White Asparagus: Germany’s Underground King of Vegetables
White asparagus is ubiquitous in Germany during springtime. Many eagerly anticipate the season, known as Spargelzeit, (literally, “asparagus time”) which begins around the end of April and lasts traditionally until June 24, the feast of St. John the Baptist.
Otfried Rutsch, a third-generation asparagus farmer in the Rheinhessen region of Germany has a straightforward philosophy: “Lebensmittel sind mittel zum leben” or “Food is the means by which we live.” Sitting at a beer-garden table on his patio, he smiles easily and is proud of his work. His grandfather planted asparagus after World War II. Rutsch remembers mounding the soil over the asparagus by hand. “That was hard work,” he says. Now, his son uses a machine to do the same job.
To obtain the white, tender and somewhat sweet version of asparagus, farmers limit the plant’s light intake, burying it like a treasure under mounds of soil.
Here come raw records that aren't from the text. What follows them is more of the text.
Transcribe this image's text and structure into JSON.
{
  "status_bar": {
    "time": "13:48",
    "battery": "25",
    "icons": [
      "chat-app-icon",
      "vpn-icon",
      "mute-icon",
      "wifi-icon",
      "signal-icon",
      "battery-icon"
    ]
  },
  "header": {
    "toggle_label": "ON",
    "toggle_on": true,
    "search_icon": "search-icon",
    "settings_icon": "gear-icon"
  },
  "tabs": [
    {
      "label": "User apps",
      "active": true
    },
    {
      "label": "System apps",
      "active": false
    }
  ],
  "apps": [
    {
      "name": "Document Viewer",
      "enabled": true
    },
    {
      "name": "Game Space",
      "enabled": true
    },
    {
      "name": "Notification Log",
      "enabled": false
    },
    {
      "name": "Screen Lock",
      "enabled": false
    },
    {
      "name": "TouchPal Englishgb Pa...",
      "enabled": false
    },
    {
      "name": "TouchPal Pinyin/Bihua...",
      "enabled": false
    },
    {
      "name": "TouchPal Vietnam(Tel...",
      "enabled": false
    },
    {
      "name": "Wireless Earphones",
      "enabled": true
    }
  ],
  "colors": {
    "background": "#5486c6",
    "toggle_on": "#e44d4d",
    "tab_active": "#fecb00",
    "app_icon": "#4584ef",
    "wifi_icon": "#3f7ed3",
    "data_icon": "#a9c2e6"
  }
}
So, if you stand in a field of white asparagus before and during harvest time, you see nothing green — only row after row of mounded soil. The mounds cover the shoots and block their sunlight intake. Chlorophyll production is prevented, and the white tips barely peek up out of the soil when they are harvested.
To obtain the white, tender and somewhat sweet version of asparagus, farmers limit the plant’s light intake, burying it like a treasure under mounds of soil.
A lot of care goes into harvesting and preparing white asparagus, or spargel, since it is, for the most part, harvested by hand in Germany. It’s sometimes called the “king of vegetables,” not only for its calcium, potassium, phosphorus, vitamins A, B1, B2, C, E and folic acid but because a harvester must bow down before each shoot in order to cut it out of the ground. Harvesting white asparagus in Germany is done mostly by guest workers from Eastern Europe, who walk slowly between long rows with pronged hand tools boring into the soil until they reach the shaft and snap it from the root, tossing the muddy, white shoots into woven baskets.
In Germany the royal veggie is in high demand — its own 82,000-ton annual yield satisfies only 61 percent of domestic consumption. Is it the impressive nutritional value of asparagus that explains Germans’ spargel fever? White asparagus contains about 95 percent water content, only 20 calories per 5 ounces, and those tender, sweet-tasting tips do not have any fat or cholesterol — nutritional benefits that are usually undone by their culinary companions: hollandaise, butter or oil. The veggie’s loyal subjects peel every shoot and snap off their woody ends.
White asparagus isn’t cheap. Prices range between 4 and 8 Euros per kilogram, depending on the class you buy. True to German character, there is a precise system by which white asparagus is sorted. Once they are cut, the shoots are classified according to their diameter (bigger is better), whether their tips are closed tightly (a closed tip indicates freshness), and whether they are straight (crooked or spotted shoots are a sign of pests). Sun-tinged pink or purple tips will also land in a lower class.
The high price and the intensity of the labor have contributed to an increase in cheaper foreign labor. This year, the Rutch family is hosting an all-female team of workers from Slovakia. While the fields require no extra watering since asparagus retains water, Rutsch spends a lot of money on water to clean the shoots once they are harvested.
Since the 1990s, many asparagus farmers in Germany have implemented a method of insulation to warm the soil by covering the mounded rows with heavy plastic sheets. Presumably, the soil stays warmer, the shoots grow faster, and the farmer achieves a higher yield.
“I am an old-fashioned man,” admits Rutsch. He sticks with the old methods his father and grandfather used. He doesn’t use plastic covers since there are claims that they could be carcinogenic. “Our product should be good for our consumer, without any question marks.”
‘I am an old-fashioned man. Our product should be good for our consumer, without any question marks.’
Rutsch eschews harvesting asparagus with machines as well, a practice he says he would never adopt. Harvesting by machine would diminish freshness, and he insists on selling fresh asparagus daily. On a typical morning during the season, workers will have harvested, washed and trimmed their daily yield by 10:00 and by early afternoon, Rutsch and his wife will have sold out until the following day.
He points out that people are becoming more educated about food. They are looking for freshness and are not only thinking about their wallets. Rutsch raises his eyebrows: “They have more nutritional awareness.” Many customers drive for over an hour to Rutsch’s stand to buy fresh asparagus and wine at a nearby winery. The fact that Stadecken-Elsheim, where Rutsch’s farm is located, has over three dozen wineries only helps the local asparagus economy. White asparagus is often paired with a crisp white wine made from Silvaner grapes and served with ham, boiled potatoes and hollandaise.
German enthusiasm for this fine vegetable is contagious. People can’t help but smile as the gloomy days of winter fade and these earthy white shoots return once again to their plates.